The pledge by Geoffrey Spence, chief executive of Infrastructure UK, came after the government signed three memorandums of understanding (MOUs) with insurance and pension fund representatives promising to put in the money.
The move to entice institutional investors into the market was a major plank of chancellor George Osborne’s £30bn boost to construction contained in this week’s autumn statement.
The statement included:
- £10bn of additional government funding for construction by 2020, including the cash in last week’s housing announcements and £1.2bn to fund new schools
- Publication of an updated National Infrastructure Plan, and a detailed pipeline of 500 government construction projects complete with spending profiles
- Identification of 40 major infrastructure schemes, and go ahead for a raft of road and rail schemes worth £2.7bn
- Admission by the government it may need to take on additional risk on certain projects in order to finance them.

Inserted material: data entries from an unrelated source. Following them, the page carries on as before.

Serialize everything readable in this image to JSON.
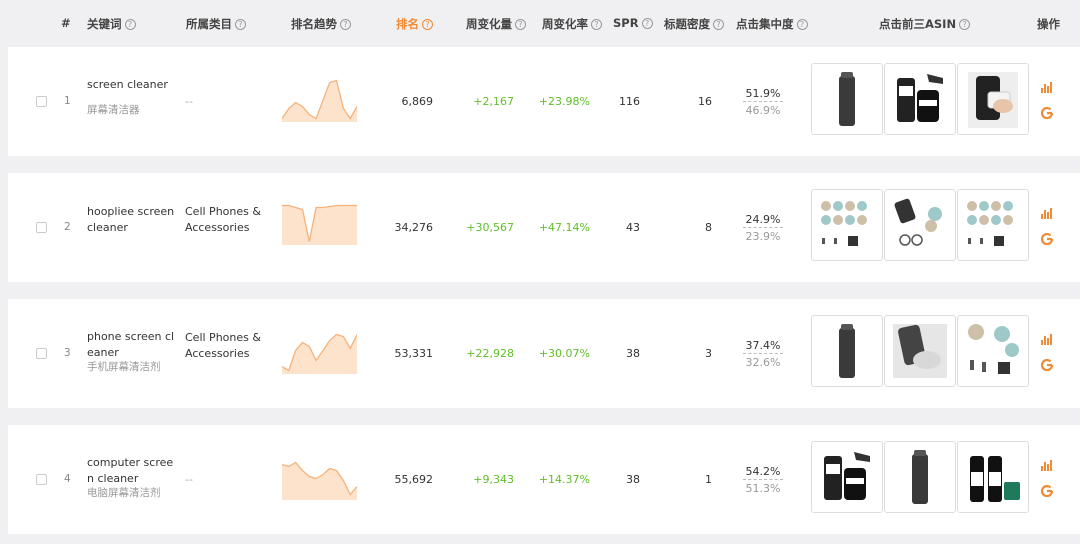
{
  "header": {
    "index": "#",
    "keyword": "关键词",
    "category": "所属类目",
    "trend": "排名趋势",
    "rank": "排名",
    "weekly_change": "周变化量",
    "weekly_rate": "周变化率",
    "spr": "SPR",
    "title_density": "标题密度",
    "click_concentration": "点击集中度",
    "top3_asin": "点击前三ASIN",
    "action": "操作"
  },
  "colors": {
    "accent": "#f08b34",
    "positive": "#5fbf2a"
  },
  "rows": [
    {
      "index": "1",
      "keyword": "screen cleaner",
      "keyword_cn": "屏幕清洁器",
      "category": "--",
      "rank": "6,869",
      "weekly_change": "+2,167",
      "weekly_rate": "+23.98%",
      "spr": "116",
      "title_density": "16",
      "click_top": "51.9%",
      "click_bottom": "46.9%",
      "trend": [
        40,
        30,
        24,
        28,
        36,
        40,
        22,
        4,
        2,
        30,
        40,
        28
      ],
      "asin_icons": [
        "spray-bottle-icon",
        "cleaner-kit-icon",
        "phone-wipe-icon"
      ]
    },
    {
      "index": "2",
      "keyword": "hoopliee screen cleaner",
      "keyword_cn": "",
      "category": "Cell Phones & Accessories",
      "rank": "34,276",
      "weekly_change": "+30,567",
      "weekly_rate": "+47.14%",
      "spr": "43",
      "title_density": "8",
      "click_top": "24.9%",
      "click_bottom": "23.9%",
      "trend": [
        4,
        4,
        6,
        8,
        40,
        6,
        6,
        5,
        4,
        4,
        4,
        4
      ],
      "asin_icons": [
        "cleaner-balls-icon",
        "phone-glasses-icon",
        "cleaner-balls-icon"
      ]
    },
    {
      "index": "3",
      "keyword": "phone screen cleaner",
      "keyword_cn": "手机屏幕清洁剂",
      "category": "Cell Phones & Accessories",
      "rank": "53,331",
      "weekly_change": "+22,928",
      "weekly_rate": "+30.07%",
      "spr": "38",
      "title_density": "3",
      "click_top": "37.4%",
      "click_bottom": "32.6%",
      "trend": [
        36,
        40,
        20,
        12,
        16,
        30,
        20,
        10,
        4,
        6,
        18,
        4
      ],
      "asin_icons": [
        "spray-bottle-icon",
        "phone-wipe-icon",
        "cleaner-balls-icon"
      ]
    },
    {
      "index": "4",
      "keyword": "computer screen cleaner",
      "keyword_cn": "电脑屏幕清洁剂",
      "category": "--",
      "rank": "55,692",
      "weekly_change": "+9,343",
      "weekly_rate": "+14.37%",
      "spr": "38",
      "title_density": "1",
      "click_top": "54.2%",
      "click_bottom": "51.3%",
      "trend": [
        8,
        10,
        6,
        14,
        20,
        22,
        18,
        12,
        14,
        24,
        38,
        30
      ],
      "asin_icons": [
        "cleaner-kit-icon",
        "spray-bottle-icon",
        "spray-pair-icon"
      ]
    }
  ]
}
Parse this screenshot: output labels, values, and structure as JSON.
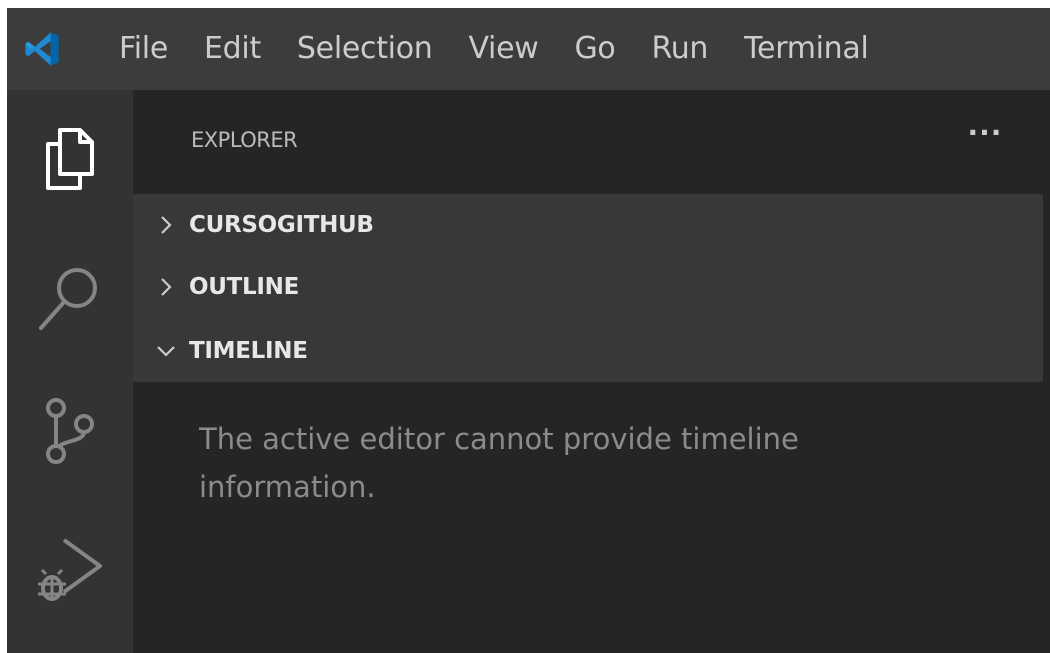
{
  "menubar": {
    "items": [
      {
        "label": "File"
      },
      {
        "label": "Edit"
      },
      {
        "label": "Selection"
      },
      {
        "label": "View"
      },
      {
        "label": "Go"
      },
      {
        "label": "Run"
      },
      {
        "label": "Terminal"
      }
    ]
  },
  "activitybar": {
    "items": [
      {
        "icon": "files-icon",
        "name": "explorer",
        "active": true
      },
      {
        "icon": "search-icon",
        "name": "search"
      },
      {
        "icon": "source-control-icon",
        "name": "source-control"
      },
      {
        "icon": "run-debug-icon",
        "name": "run-and-debug"
      }
    ]
  },
  "sidebar": {
    "title": "EXPLORER",
    "more_actions": "···",
    "sections": [
      {
        "label": "CURSOGITHUB",
        "expanded": false
      },
      {
        "label": "OUTLINE",
        "expanded": false
      },
      {
        "label": "TIMELINE",
        "expanded": true
      }
    ],
    "timeline_message": "The active editor cannot provide timeline information."
  },
  "colors": {
    "accent": "#007acc",
    "menubar_bg": "#3c3c3c",
    "activitybar_bg": "#333333",
    "sidebar_bg": "#252526",
    "section_bg": "#383838",
    "text_muted": "#8b8b8b"
  }
}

Treasury commercial secretary Lord Sassoon said work to set up a “platform” for investment followed a request from financial institutions keen to put more money into infrastructure.
Spence said: “We hope that we can conclude discussions within the next three to four months.”
pence said the key issue was identifying experienced staff “who know how to do this business”. He said there was no target to invest a certain amount of money by a certain time, and he did not know when the first institutional investment through the new vehicle would be made.
However, Richard Threlfall, head of infrastructure at KPMG, said the announcement of MOUs was “not at all convincing”. He said: “There’s clearly an ambition there, but it looks like it is just an agreement to talk to each other.”
There was also concern at the lack of progress on encouraging institutional investors in rented housing, with calls for the government to underwrite rental incomes to encourage construction. Ben de Waal, head of residential at Davis Langdon, said: “Insisting on subsidising the right to buy model is not the way to proceed. We need money in to affordable homes for rent.”
The industry expressed disappointment that most of the extra funding will not be forthcoming until after 2013. Lord Sassoon said: “This [construction] could not have been given more prominence realistically. I don’t apologise [for it].”